Prezydenci boją się o unijne pieniądze. Wszystko zgarnie Lublin?
W Chełmie spotkali się prezydenci Chełma, Zamościa, Białej Podlaskiej i Puław. Rozmawiali o funduszach unijnych na lata 2014- 2020. Samorządowcy boją się, że całą pulę zgarnie Lublin.
- 03.02.2013 18:17

W perspektywie budżetowej 2014-2020 samorządy będą mogły starać się o unijne środki na inwestycje i finansowanie nowych inicjatyw. Niewykluczone, że pojawi się także pula pieniędzy do podziału miedzy miastami prezydenckimi bez żadnego konkursu.
– Dochodzą do nas sygnały, że możemy zostać pominięci. Mówi się, że 5 proc. z Europejskiego Funduszu Rozwoju Regionalnego i Europejskiego Funduszu Społecznego automatycznie popłynie do Lublina i innych miast wojewódzkich. Nie możemy się na to zgodzić – mówi Agata Fisz, prezydent Chełma.

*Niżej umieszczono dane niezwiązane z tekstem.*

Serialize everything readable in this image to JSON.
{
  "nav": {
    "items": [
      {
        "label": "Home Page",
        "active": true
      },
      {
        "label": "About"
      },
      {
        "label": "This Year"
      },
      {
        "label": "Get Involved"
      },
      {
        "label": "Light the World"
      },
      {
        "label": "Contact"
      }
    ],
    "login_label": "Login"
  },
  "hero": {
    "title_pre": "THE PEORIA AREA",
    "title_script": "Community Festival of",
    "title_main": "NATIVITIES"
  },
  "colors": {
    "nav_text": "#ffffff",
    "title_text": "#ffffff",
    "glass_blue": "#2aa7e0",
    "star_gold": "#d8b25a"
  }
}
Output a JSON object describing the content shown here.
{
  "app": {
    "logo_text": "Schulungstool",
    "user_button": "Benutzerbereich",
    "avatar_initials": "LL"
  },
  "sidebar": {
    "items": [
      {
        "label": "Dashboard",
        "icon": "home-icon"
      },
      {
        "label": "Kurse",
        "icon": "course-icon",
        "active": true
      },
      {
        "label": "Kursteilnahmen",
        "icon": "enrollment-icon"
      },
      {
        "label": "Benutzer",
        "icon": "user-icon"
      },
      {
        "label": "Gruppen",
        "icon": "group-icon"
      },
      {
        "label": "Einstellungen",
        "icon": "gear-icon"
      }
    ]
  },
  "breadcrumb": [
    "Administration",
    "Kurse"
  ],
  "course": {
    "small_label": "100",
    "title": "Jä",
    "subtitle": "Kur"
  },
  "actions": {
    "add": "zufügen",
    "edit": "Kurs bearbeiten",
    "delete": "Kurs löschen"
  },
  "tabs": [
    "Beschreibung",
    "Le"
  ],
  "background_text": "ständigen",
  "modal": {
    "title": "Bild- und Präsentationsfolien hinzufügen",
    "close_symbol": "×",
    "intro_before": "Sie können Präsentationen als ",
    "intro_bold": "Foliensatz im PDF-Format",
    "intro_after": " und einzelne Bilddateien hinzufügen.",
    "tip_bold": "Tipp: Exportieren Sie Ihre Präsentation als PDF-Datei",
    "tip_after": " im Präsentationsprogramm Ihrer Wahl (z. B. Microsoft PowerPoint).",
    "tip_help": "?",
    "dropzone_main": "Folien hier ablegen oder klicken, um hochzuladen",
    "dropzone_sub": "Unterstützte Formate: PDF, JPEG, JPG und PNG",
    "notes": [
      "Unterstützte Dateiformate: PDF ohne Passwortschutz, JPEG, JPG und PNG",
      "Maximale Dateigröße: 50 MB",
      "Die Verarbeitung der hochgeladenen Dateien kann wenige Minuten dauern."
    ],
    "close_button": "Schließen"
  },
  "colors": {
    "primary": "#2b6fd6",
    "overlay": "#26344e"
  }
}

Przedstawiciele Chełma, Zamościa, Białej i Puław przygotowali wspólne stanowisko do Założeń Krajowej Polityki Miejskiej 2020.
– Głównym postulatem jest nadanie wszystkim były miastom wojewódzkim wymiaru regionalnego. Chodzi o taki podział z funduszy, który zagwarantuje rozwój całych regionów, a nie tylko miast metropolitalnych – podkreśla Marcin Grel, zastępca dyrektora Wydziału Promocji, Rozwoju i Współpracy z zagranicą miasta Chełm.
Pod pismem skierowanym do Ministerstwa Rozwoju Regionalnego podpisali się wszyscy obecni na spotkaniu prezydenci: Agata Fisz, Marcin Zamoyski, Janusz Grobel i Adam Olesiejuk.